I am following this tutorial on Nextjs.org: It uses Response.redirect inside the authorized
callback:
import type { NextAuthConfig } from 'next-auth';
export const authConfig = {
pages: {
signIn: '/login',
},
callbacks: {
authorized({ auth, request: { nextUrl } }) {
const isLoggedIn = !!auth?.user;
const isOnDashboard = nextUrl.pathname.startsWith('/dashboard');
if (isOnDashboard) {
if (isLoggedIn) return true;
return false; // Redirect unauthenticated users to login page
} else if (isLoggedIn) {
return Response.redirect(new URL('/dashboard', nextUrl));
}
return true;
},
},
providers: [], // Add providers with an empty array for now
} satisfies NextAuthConfig;
However, ChatGPT and Gemini both recommend not using redirect inside the authorized
callback – it should only be used to determine whether the user is authorized to access that page/route.
But, given that this is the official tutorial – is this a valid pattern or not?
This code is written inside /auth.config.ts
file as the tutorial says. and then this file is later imported inside /middleware.ts
. So that means this Response.redirect()
from callback is being called inside the middleware.

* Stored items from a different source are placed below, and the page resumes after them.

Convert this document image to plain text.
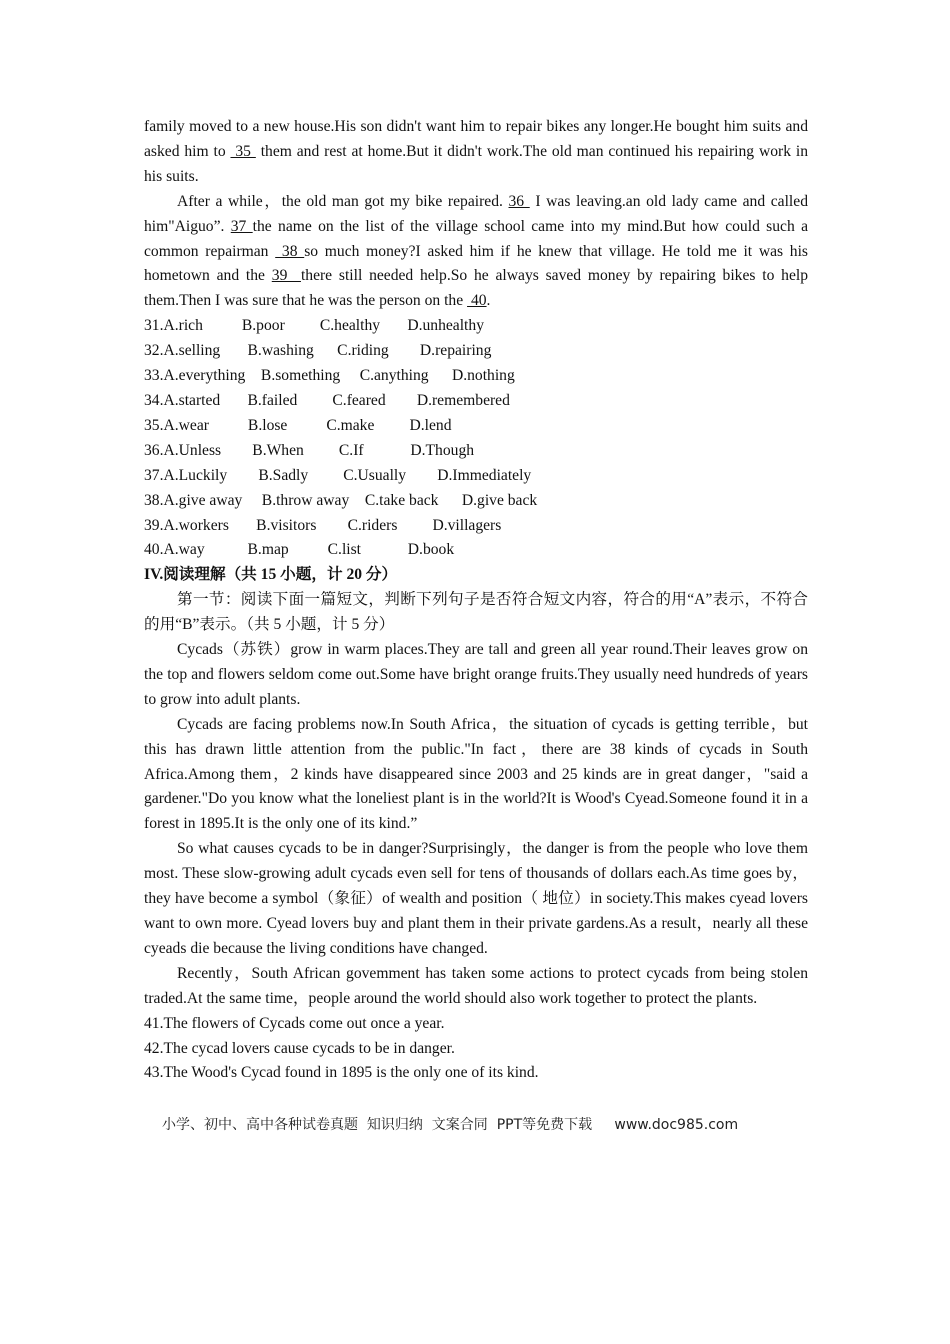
family moved to a new house.His son didn't want him to repair bikes any longer.He bought him suits and asked him to  35  them and rest at home.But it didn't work.The old man continued his repairing work in his suits.

After a while，the old man got my bike repaired. 36  I was leaving.an old lady came and called him"Aiguo”. 37 the name on the list of the village school came into my mind.But how could such a common repairman  38 so much money?I asked him if he knew that village. He told me it was his hometown and the 39  there still needed help.So he always saved money by repairing bikes to help them.Then I was sure that he was the person on the  40.

31.A.rich          B.poor         C.healthy       D.unhealthy
32.A.selling       B.washing      C.riding        D.repairing
33.A.everything    B.something     C.anything      D.nothing
34.A.started       B.failed         C.feared        D.remembered
35.A.wear          B.lose          C.make         D.lend
36.A.Unless        B.When         C.If            D.Though
37.A.Luckily        B.Sadly         C.Usually        D.Immediately
38.A.give away     B.throw away    C.take back      D.give back
39.A.workers       B.visitors        C.riders         D.villagers
40.A.way           B.map          C.list            D.book
IV.阅读理解（共 15 小题，计 20 分）

第一节：阅读下面一篇短文，判断下列句子是否符合短文内容，符合的用“A”表示，不符合的用“B”表示。（共 5 小题，计 5 分）

Cycads（苏铁）grow in warm places.They are tall and green all year round.Their leaves grow on the top and flowers seldom come out.Some have bright orange fruits.They usually need hundreds of years to grow into adult plants.

Cycads are facing problems now.In South Africa，the situation of cycads is getting terrible，but this has drawn little attention from the public."In fact，there are 38 kinds of cycads in South Africa.Among them，2 kinds have disappeared since 2003 and 25 kinds are in great danger，"said a gardener."Do you know what the loneliest plant is in the world?It is Wood's Cyead.Someone found it in a forest in 1895.It is the only one of its kind.”

So what causes cycads to be in danger?Surprisingly，the danger is from the people who love them most. These slow-growing adult cycads even sell for tens of thousands of dollars each.As time goes by，they have become a symbol（象征）of wealth and position（ 地位）in society.This makes cyead lovers want to own more. Cyead lovers buy and plant them in their private gardens.As a result，nearly all these cyeads die because the living conditions have changed.

Recently，South African govemment has taken some actions to protect cycads from being stolen traded.At the same time，people around the world should also work together to protect the plants.

41.The flowers of Cycads come out once a year.
42.The cycad lovers cause cycads to be in danger.
43.The Wood's Cycad found in 1895 is the only one of its kind.
小学、初中、高中各种试卷真题  知识归纳  文案合同  PPT等免费下载     www.doc985.com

As nextjs API doc says about middleware is that:
Middleware executes before routes are rendered. It’s particularly useful for implementing custom server-side logic like authentication, logging, or handling redirects.
So I think It might be a good place to write redirects.
But I don’t exactly know in what aspect they (ChatGPT and Gemini) are not recommending using redirects in callbacks.